La importancia de llamarse carolingio
Jugando con las palabras del contemporáneo Oscar Wilde, diremos que la importancia de ser los carolingios de Barcelona, paradójicamente, decidió la independencia de los condados catalanes (985-987) y, de rebote, la primera proyección internacional. El conde Borrell II decidió no renovar el vasallaje a los reyes de Francia por varias razones. Una, cuando el pariente Lotario se hizo el sueco mientras Al-mansur arrasaba Barcelona (985). Y la otra, y posiblemente de más peso, cuando Hugo Capeto —líder de otra rama menor carolingia— envió a los descendientes directos de Carlomagno a la papelera de la historia (987) y puso sus nalgas en el trono. Borrell II proclamó una DUI medieval, sin embargo, haciendo gala de la proverbial (o no) prudencia catalana, buscaría la alianza —la protección— del pontificado.

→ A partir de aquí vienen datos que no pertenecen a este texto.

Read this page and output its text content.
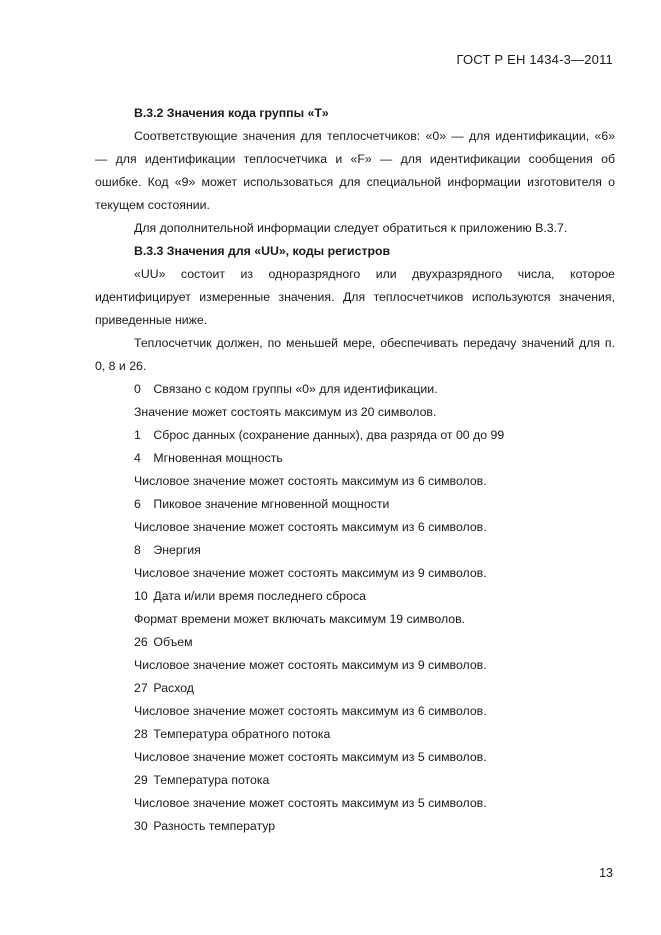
ГОСТ Р ЕН 1434-3—2011

В.3.2 Значения кода группы «Т»

Соответствующие значения для теплосчетчиков: «0» — для идентификации, «6» — для идентификации теплосчетчика и «F» — для идентификации сообщения об ошибке. Код «9» может использоваться для специальной информации изготовителя о текущем состоянии.

Для дополнительной информации следует обратиться к приложению В.3.7.

В.3.3 Значения для «UU», коды регистров

«UU» состоит из одноразрядного или двухразрядного числа, которое идентифицирует измеренные значения. Для теплосчетчиков используются значения, приведенные ниже.

Теплосчетчик должен, по меньшей мере, обеспечивать передачу значений для п. 0, 8 и 26.

0 Связано с кодом группы «0» для идентификации.

Значение может состоять максимум из 20 символов.

1 Сброс данных (сохранение данных), два разряда от 00 до 99

4 Мгновенная мощность

Числовое значение может состоять максимум из 6 символов.

6 Пиковое значение мгновенной мощности

Числовое значение может состоять максимум из 6 символов.

8 Энергия

Числовое значение может состоять максимум из 9 символов.

10 Дата и/или время последнего сброса

Формат времени может включать максимум 19 символов.

26 Объем

Числовое значение может состоять максимум из 9 символов.

27 Расход

Числовое значение может состоять максимум из 6 символов.

28 Температура обратного потока

Числовое значение может состоять максимум из 5 символов.

29 Температура потока

Числовое значение может состоять максимум из 5 символов.

30 Разность температур

13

Roberto, el vikingo astuto
Sobrepasado el año 1000, la mitad sur de la península italiana fue convertida en un gran campo de batalla donde se enredaron todas las potencias de la época: el pontificado, el Imperio romano-germánico, y el Imperio romano de oriente; en lucha contra los musulmanes que, ya dominaban Sicilia y pretendían progresar hacia el norte. En aquel contexto, aparecen los vikingos de la Normandía. Roberto de Hauteville (nieto de cuarta generación de Rollón y padre de Mafalda), fue un empresario de la guerra que luchó por el mejor postor (1046-1059). Como lo había hecho el Cid Campeador en la península Ibérica. Pero con mejores resultados. Roberto (denominado Guiscard, que en normando quería decir astuto), consiguió que el pontífice Nicolás II lo nombrara duque independiente de Apulia-Calabria (1059).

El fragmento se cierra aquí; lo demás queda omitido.